All eyes will be on Telstra Group Ltd (ASX: TLS) shares next week.
That's because the telco giant will be releasing its half-year results on 15 February.
But what should investors expect from Telstra's first half? Let's take a look and find out.
Telstra half-year results preview
According to a note out of Goldman Sachs, its analysts are expecting Telstra to report EBITDA of $4,054 million and earnings per share of 9 cents. This is broadly in line with the consensus estimate of $4,038 million and 9 cents, respectively.

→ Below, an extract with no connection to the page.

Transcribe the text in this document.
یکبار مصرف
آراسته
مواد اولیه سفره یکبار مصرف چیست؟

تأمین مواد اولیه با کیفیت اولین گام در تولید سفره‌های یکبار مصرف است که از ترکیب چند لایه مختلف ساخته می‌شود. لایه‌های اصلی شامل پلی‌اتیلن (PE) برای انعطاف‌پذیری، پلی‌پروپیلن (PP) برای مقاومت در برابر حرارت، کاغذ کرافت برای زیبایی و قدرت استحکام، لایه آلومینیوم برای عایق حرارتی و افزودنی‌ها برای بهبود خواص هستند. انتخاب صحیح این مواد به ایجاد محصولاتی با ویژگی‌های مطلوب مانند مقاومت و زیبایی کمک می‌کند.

If Telstra delivers on expectations, it will mean a healthy ~15% increase on what was recorded during the prior corresponding period. For that period, Telstra posted EBITDA of approximately $3,500 million.

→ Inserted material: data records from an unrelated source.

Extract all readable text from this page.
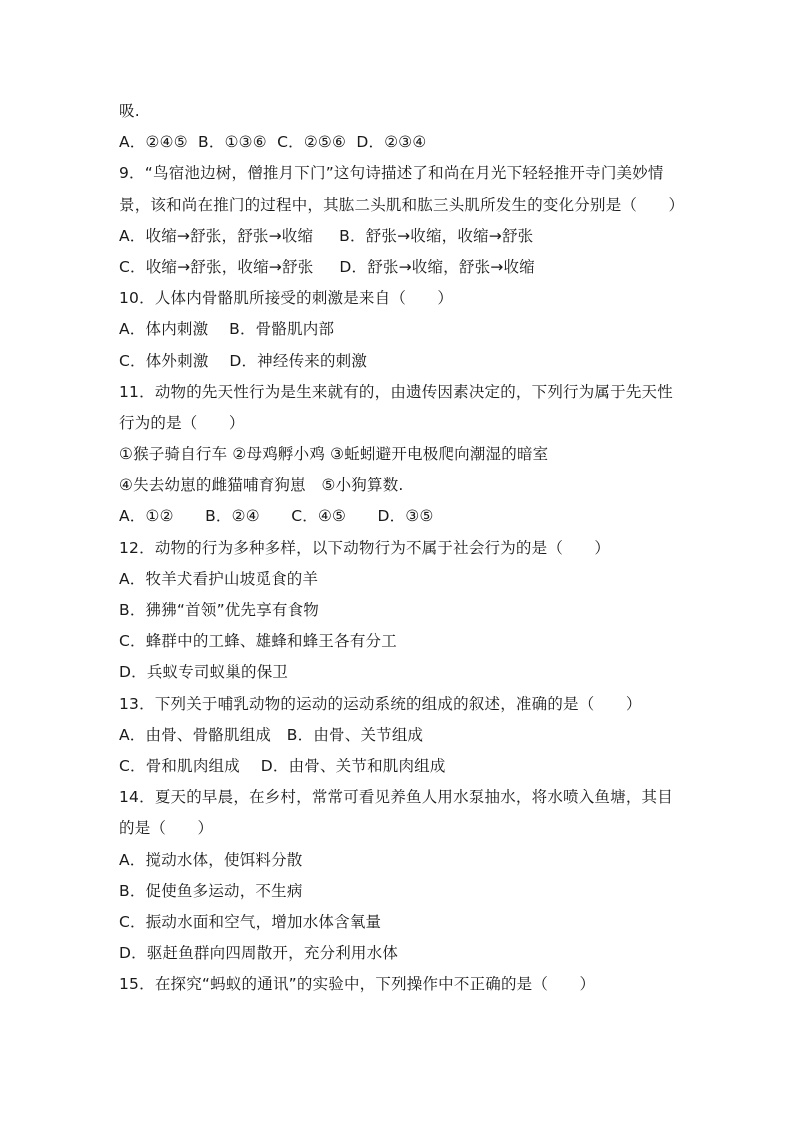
吸.
A．②④⑤  B．①③⑥  C．②⑤⑥  D．②③④
9．“鸟宿池边树，僧推月下门”这句诗描述了和尚在月光下轻轻推开寺门美妙情
景，该和尚在推门的过程中，其肱二头肌和肱三头肌所发生的变化分别是（　　）
A．收缩→舒张，舒张→收缩　  B．舒张→收缩，收缩→舒张
C．收缩→舒张，收缩→舒张　  D．舒张→收缩，舒张→收缩
10．人体内骨骼肌所接受的刺激是来自（　　）
A．体内刺激　 B．骨骼肌内部
C．体外刺激　 D．神经传来的刺激
11．动物的先天性行为是生来就有的，由遗传因素决定的，下列行为属于先天性
行为的是（　　）
①猴子骑自行车 ②母鸡孵小鸡 ③蚯蚓避开电极爬向潮湿的暗室
④失去幼崽的雌猫哺育狗崽　⑤小狗算数.
A．①②　　B．②④　　C．④⑤　　D．③⑤
12．动物的行为多种多样，以下动物行为不属于社会行为的是（　　）
A．牧羊犬看护山坡觅食的羊
B．狒狒“首领”优先享有食物
C．蜂群中的工蜂、雄蜂和蜂王各有分工
D．兵蚁专司蚁巢的保卫
13．下列关于哺乳动物的运动的运动系统的组成的叙述，准确的是（　　）
A．由骨、骨骼肌组成　B．由骨、关节组成
C．骨和肌肉组成　 D．由骨、关节和肌肉组成
14．夏天的早晨，在乡村，常常可看见养鱼人用水泵抽水，将水喷入鱼塘，其目
的是（　　）
A．搅动水体，使饵料分散
B．促使鱼多运动，不生病
C．振动水面和空气，增加水体含氧量
D．驱赶鱼群向四周散开，充分利用水体
15．在探究“蚂蚁的通讯”的实验中，下列操作中不正确的是（　　）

As for dividends, Goldman is forecasting an increase to 18 cents per share for the full year (from 17 cents per share). This is likely to mean an 8.5 cents per share interim dividend next week.
Should you buy Telstra shares?
Goldman believes investors should be snapping up the company's shares while they can.
This is due to its low risk earnings and dividend growth, attractive valuation, and potential asset divestments. It said:
We believe the low risk earnings (and dividend) growth that Telstra is delivering across FY22-25, underpinned through its mobile business, is attractive. We also believe that Telstra has a meaningful medium term opportunity to crystallise value through commencing the process to monetize its InfraCo Fixed assets – which we estimate could be worth between A$22-33bn. […] Hence in an uncertain 2023 we rate Telstra Buy.
The broker has a buy rating and $4.65 price target on its shares.